December Tabletalk's articles are on the millennium. The magazine covered end times in the first issue I received from them in January 2012. I personally get tired of the different end times discussions because so many of the books sold at LifeWay are of the dispensational persuasion, and people usually by them because they want to have a good supernatural thrill. They don't really seek to worship Christ or anticipate his coming (most of the ones I see at least).
Setting that aside, I still follow the amillennial perspective. With a plain reading of Scripture, that is what I see. When Jesus returns, all evil will be over forever. There won't be a thousand years with Satan still breathing. This whole church age is the millennium and Satan is out now, and Christ is coming soon to avenge us of him. Also, Israel and the Church are not separate entities. They are one in Christ. The Church is the completion of Israel. So it would make no sense for the Jewish people to have a different ending from the rest of us.
But whatever the perspective, whether amillennial (more accurately called now-millennial) or dispie, true believers all wait for Christ to come and deliver us from having to see so much evil in the world. And at Christmas time, we are grateful that he came as a person and defeated Satan's power over his people.
That brings me to Perelandra, the second book in C.S. Lewis's Space Trilogy. I love C.S. Lewis as a best friend and excellent writer. I appreciate the Space Trilogy and it's theological conversations. Perelandra makes me want to tear my hair out. Lewis will go through 10 pages about nothing more than what the character Ransom is pondering at the time. He is on the planet Venus, aka, Perelandra, and all descriptions of that planet sound hyper-sexual, and it is clear Ransom at least feels like sex is only made for procreation and not for pleasure, which is completely wrong. Granted, whatever God has in heaven for us will be way more pleasurable and fulfilling. However, before we get there, sex really is the greatest joy when performed correctly within marriage between a man and woman. In fact, it's clean, glorious, and even appropriate.

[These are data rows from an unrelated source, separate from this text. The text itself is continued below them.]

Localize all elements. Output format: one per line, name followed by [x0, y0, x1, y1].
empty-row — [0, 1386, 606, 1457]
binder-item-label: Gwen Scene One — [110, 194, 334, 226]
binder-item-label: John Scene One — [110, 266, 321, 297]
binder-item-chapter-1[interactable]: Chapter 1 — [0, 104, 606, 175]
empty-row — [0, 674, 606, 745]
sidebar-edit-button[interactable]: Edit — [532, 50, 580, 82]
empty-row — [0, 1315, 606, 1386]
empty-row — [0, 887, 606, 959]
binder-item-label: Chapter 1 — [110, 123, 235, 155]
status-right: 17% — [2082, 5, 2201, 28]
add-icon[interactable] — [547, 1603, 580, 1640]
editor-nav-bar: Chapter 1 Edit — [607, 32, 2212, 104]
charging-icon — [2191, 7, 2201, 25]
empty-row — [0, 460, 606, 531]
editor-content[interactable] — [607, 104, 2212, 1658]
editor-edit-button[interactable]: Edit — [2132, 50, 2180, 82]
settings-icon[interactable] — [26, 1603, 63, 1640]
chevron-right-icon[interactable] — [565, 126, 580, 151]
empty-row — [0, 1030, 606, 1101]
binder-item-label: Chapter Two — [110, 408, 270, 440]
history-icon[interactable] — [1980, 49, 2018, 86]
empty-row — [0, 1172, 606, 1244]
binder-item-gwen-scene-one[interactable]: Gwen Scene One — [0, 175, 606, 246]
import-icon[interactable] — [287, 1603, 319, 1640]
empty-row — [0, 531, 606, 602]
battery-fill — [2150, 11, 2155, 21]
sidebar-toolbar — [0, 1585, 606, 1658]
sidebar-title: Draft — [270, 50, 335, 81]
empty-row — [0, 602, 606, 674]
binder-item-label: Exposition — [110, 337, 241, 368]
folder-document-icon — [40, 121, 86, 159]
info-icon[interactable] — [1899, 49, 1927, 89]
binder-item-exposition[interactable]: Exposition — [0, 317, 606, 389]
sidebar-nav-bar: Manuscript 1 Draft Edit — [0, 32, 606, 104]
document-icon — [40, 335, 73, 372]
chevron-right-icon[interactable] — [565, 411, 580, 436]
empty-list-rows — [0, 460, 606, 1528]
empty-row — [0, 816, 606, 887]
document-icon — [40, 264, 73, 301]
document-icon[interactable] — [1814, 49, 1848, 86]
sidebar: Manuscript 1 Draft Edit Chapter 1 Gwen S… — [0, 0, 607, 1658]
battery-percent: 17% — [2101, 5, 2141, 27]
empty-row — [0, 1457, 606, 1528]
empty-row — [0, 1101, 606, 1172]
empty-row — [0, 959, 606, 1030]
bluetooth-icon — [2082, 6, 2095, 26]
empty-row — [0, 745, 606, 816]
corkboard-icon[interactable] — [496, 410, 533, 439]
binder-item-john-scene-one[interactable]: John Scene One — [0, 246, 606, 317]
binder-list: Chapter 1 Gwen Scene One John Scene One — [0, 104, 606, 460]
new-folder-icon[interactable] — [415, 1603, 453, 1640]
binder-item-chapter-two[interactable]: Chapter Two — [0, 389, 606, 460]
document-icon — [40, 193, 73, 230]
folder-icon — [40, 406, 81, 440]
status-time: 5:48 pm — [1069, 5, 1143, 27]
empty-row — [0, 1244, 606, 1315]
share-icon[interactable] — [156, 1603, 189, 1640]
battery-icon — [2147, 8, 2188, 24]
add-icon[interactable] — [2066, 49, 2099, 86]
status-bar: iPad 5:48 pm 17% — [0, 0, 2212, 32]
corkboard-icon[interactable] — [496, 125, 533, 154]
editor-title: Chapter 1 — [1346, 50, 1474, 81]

When the book has a plot line, Ransom is exploring Venus, finds a green lady who is the Eve for that planet, and he prevents her from sinning the way that Eve did on earth. After that, the green lady and her man become King and Queen. Then I bizarre ceremony occurs with all the angels, eldila in the books, the guardian angels for both Mars and Venus, called oyarsa, the the King and Queen who are also now considered oyarsa on Venus. They have such an elevated status now, that I wonder, if Adam and Eve had never sinned, would they be ruling the world? Would Christ have come to save us?
I am sad that the world has so much evil, but I'm actually glad that we did not end up like Perelandra. Adam and Eve sinned, and so we all need someone to live a perfect life for us and then take the punishment for our sins since he won't be punished forever having lived perfectly. We would be so much less if Christ did not come to rescue our planet. Even worse, we would possibly be elevated to God status and then sin because now we consider ourselves to be gods. Lewis needed to invent a world where they would still need Jesus even though Ransom saved them from sinning, because it is no good for mankind to be exalted the way they exalt the King and Queen on Venus in that book. It is so disturbing.
The moral of this story is I'm going to finish the first few pages of the book and then start reading the Narnia books again for theology that I know is good.